Blessings of Kings talks about WAR chat

Blessings of Kings has an interesting post today about WAR’s chat box and ways it might be improved.

Some really good points there, and I very much agree (in fact, I touched on some of this a couple days ago).

The chat box is functional but that’s about it.  This is one area where WOW has a definite advantage (and there are addons like Prat for WOW that can further personalize and improve the chat interface).

Does this contribute to low amount of player chatter in WAR?  I think it doesn’t help.  The lack of conveniences like right-click shortcut menus makes using chat harder for neophytes.  The inability to link items limits chat’s convenience for some conversations.  And, as Blessings of Kings pointed out, the large number of system-generated messages in the same chat window makes it harder to follow player conversations.
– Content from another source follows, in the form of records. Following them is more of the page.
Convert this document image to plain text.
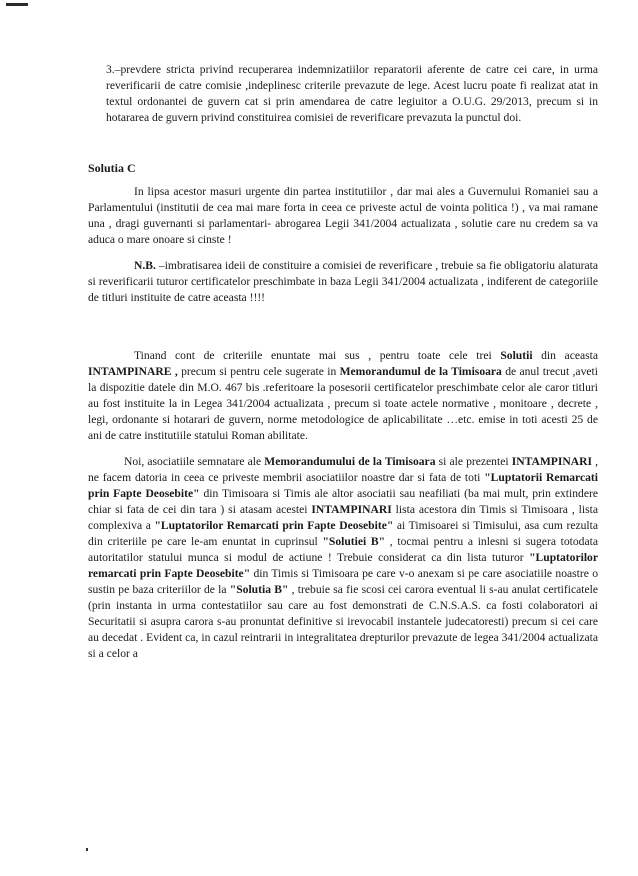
3.–prevdere stricta privind recuperarea indemnizatiilor reparatorii aferente de catre cei care, in urma reverificarii de catre comisie ,indeplinesc criterile prevazute de lege. Acest lucru poate fi realizat atat in textul ordonantei de guvern cat si prin amendarea de catre legiuitor a O.U.G. 29/2013, precum si in hotararea de guvern privind constituirea comisiei de reverificare prevazuta la punctul doi.

Solutia C

In lipsa acestor masuri urgente din partea institutiilor , dar mai ales a Guvernului Romaniei sau a Parlamentului (institutii de cea mai mare forta in ceea ce priveste actul de vointa politica !) , va mai ramane una , dragi guvernanti si parlamentari- abrogarea Legii 341/2004 actualizata , solutie care nu credem sa va aduca o mare onoare si cinste !

N.B. –imbratisarea ideii de constituire a comisiei de reverificare , trebuie sa fie obligatoriu alaturata si reverificarii tuturor certificatelor preschimbate in baza Legii 341/2004 actualizata , indiferent de categoriile de titluri instituite de catre aceasta !!!!

Tinand cont de criteriile enuntate mai sus , pentru toate cele trei Solutii din aceasta INTAMPINARE , precum si pentru cele sugerate in Memorandumul de la Timisoara de anul trecut ,aveti la dispozitie datele din M.O. 467 bis .referitoare la posesorii certificatelor preschimbate celor ale caror titluri au fost instituite la in Legea 341/2004 actualizata , precum si toate actele normative , monitoare , decrete , legi, ordonante si hotarari de guvern, norme metodologice de aplicabilitate …etc. emise in toti acesti 25 de ani de catre institutiile statului Roman abilitate.

Noi, asociatiile semnatare ale Memorandumului de la Timisoara si ale prezentei INTAMPINARI , ne facem datoria in ceea ce priveste membrii asociatiilor noastre dar si fata de toti "Luptatorii Remarcati prin Fapte Deosebite" din Timisoara si Timis ale altor asociatii sau neafiliati (ba mai mult, prin extindere chiar si fata de cei din tara ) si atasam acestei INTAMPINARI lista acestora din Timis si Timisoara , lista complexiva a "Luptatorilor Remarcati prin Fapte Deosebite" ai Timisoarei si Timisului, asa cum rezulta din criteriile pe care le-am enuntat in cuprinsul "Solutiei B" , tocmai pentru a inlesni si sugera totodata autoritatilor statului munca si modul de actiune ! Trebuie considerat ca din lista tuturor "Luptatorilor remarcati prin Fapte Deosebite" din Timis si Timisoara pe care v-o anexam si pe care asociatiile noastre o sustin pe baza criteriilor de la "Solutia B" , trebuie sa fie scosi cei carora eventual li s-au anulat certificatele (prin instanta in urma contestatiilor sau care au fost demonstrati de C.N.S.A.S. ca fosti colaboratori ai Securitatii si asupra carora s-au pronuntat definitive si irevocabil instantele judecatoresti) precum si cei care au decedat . Evident ca, in cazul reintrarii in integralitatea drepturilor prevazute de legea 341/2004 actualizata si a celor a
But I also think that the underlying mechanics and general pace of WAR is such that it reduces a lot of idle chat.   Things like Open Grouping and Public Quests makes means players are much less likely to hang around a capital city spamming chat for a group.  Crafting still seems to basic to generate much chat traffic trying to sell wares.  And the general pace of the game — where you can jump into scenarios from anywhere, where there is no down-time during zone-to-zone travel, where more fighting is always just around the corner — means less standing around bored and chatting (in fact, the pace of the game is why I still haven’t read much of my Tome of Knowledge — I’m just too busy in-game). Right now I’m still just moving into Tier II; it’ll be interesting to see if general chat increases in later tiers as players focus more and more on RvR activities like keep sieges.
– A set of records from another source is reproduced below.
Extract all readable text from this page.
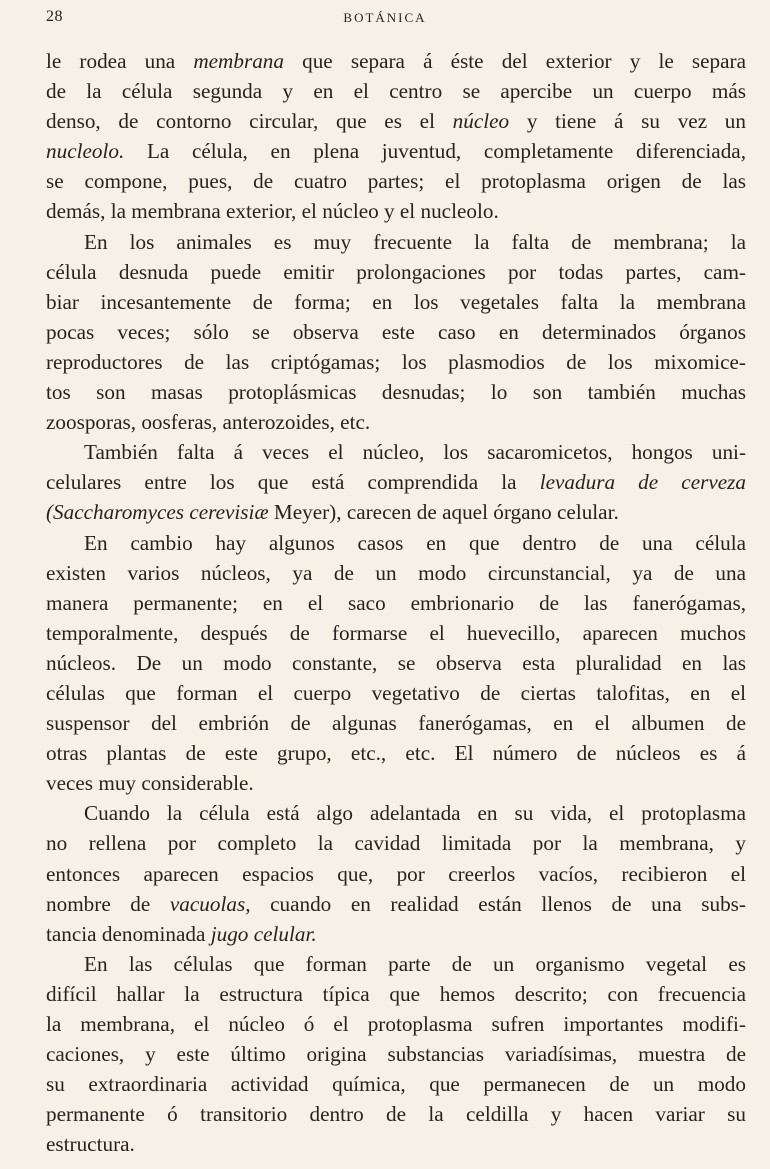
28	BOTÁNICA

le rodea una membrana que separa á éste del exterior y le separa
de la célula segunda y en el centro se apercibe un cuerpo más
denso, de contorno circular, que es el núcleo y tiene á su vez un
nucleolo. La célula, en plena juventud, completamente diferenciada,
se compone, pues, de cuatro partes; el protoplasma origen de las
demás, la membrana exterior, el núcleo y el nucleolo.

En los animales es muy frecuente la falta de membrana; la
célula desnuda puede emitir prolongaciones por todas partes, cam-
biar incesantemente de forma; en los vegetales falta la membrana
pocas veces; sólo se observa este caso en determinados órganos
reproductores de las criptógamas; los plasmodios de los mixomice-
tos son masas protoplásmicas desnudas; lo son también muchas
zoosporas, oosferas, anterozoides, etc.

También falta á veces el núcleo, los sacaromicetos, hongos uni-
celulares entre los que está comprendida la levadura de cerveza
(Saccharomyces cerevisiæ Meyer), carecen de aquel órgano celular.

En cambio hay algunos casos en que dentro de una célula
existen varios núcleos, ya de un modo circunstancial, ya de una
manera permanente; en el saco embrionario de las fanerógamas,
temporalmente, después de formarse el huevecillo, aparecen muchos
núcleos. De un modo constante, se observa esta pluralidad en las
células que forman el cuerpo vegetativo de ciertas talofitas, en el
suspensor del embrión de algunas fanerógamas, en el albumen de
otras plantas de este grupo, etc., etc. El número de núcleos es á
veces muy considerable.

Cuando la célula está algo adelantada en su vida, el protoplasma
no rellena por completo la cavidad limitada por la membrana, y
entonces aparecen espacios que, por creerlos vacíos, recibieron el
nombre de vacuolas, cuando en realidad están llenos de una subs-
tancia denominada jugo celular.

En las células que forman parte de un organismo vegetal es
difícil hallar la estructura típica que hemos descrito; con frecuencia
la membrana, el núcleo ó el protoplasma sufren importantes modifi-
caciones, y este último origina substancias variadísimas, muestra de
su extraordinaria actividad química, que permanecen de un modo
permanente ó transitorio dentro de la celdilla y hacen variar su
estructura.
Side note: Interestingly enough, my experience  has been that Opening Grouping is one of the most non-verbal parts of the game.  People often pop in and out of open groups without a word.  In WOW, where you have to be invited into a group, there always seems to be at least some social conversation — a “hi” from the invitee, “welcome aboards” from the rest of the group, and usually “thanks for the group” from everyone at the end ofthe activity. In WAR, where you can invite yourself and stay as long as you want, there seems to be a lot less interest in any “social bonding.”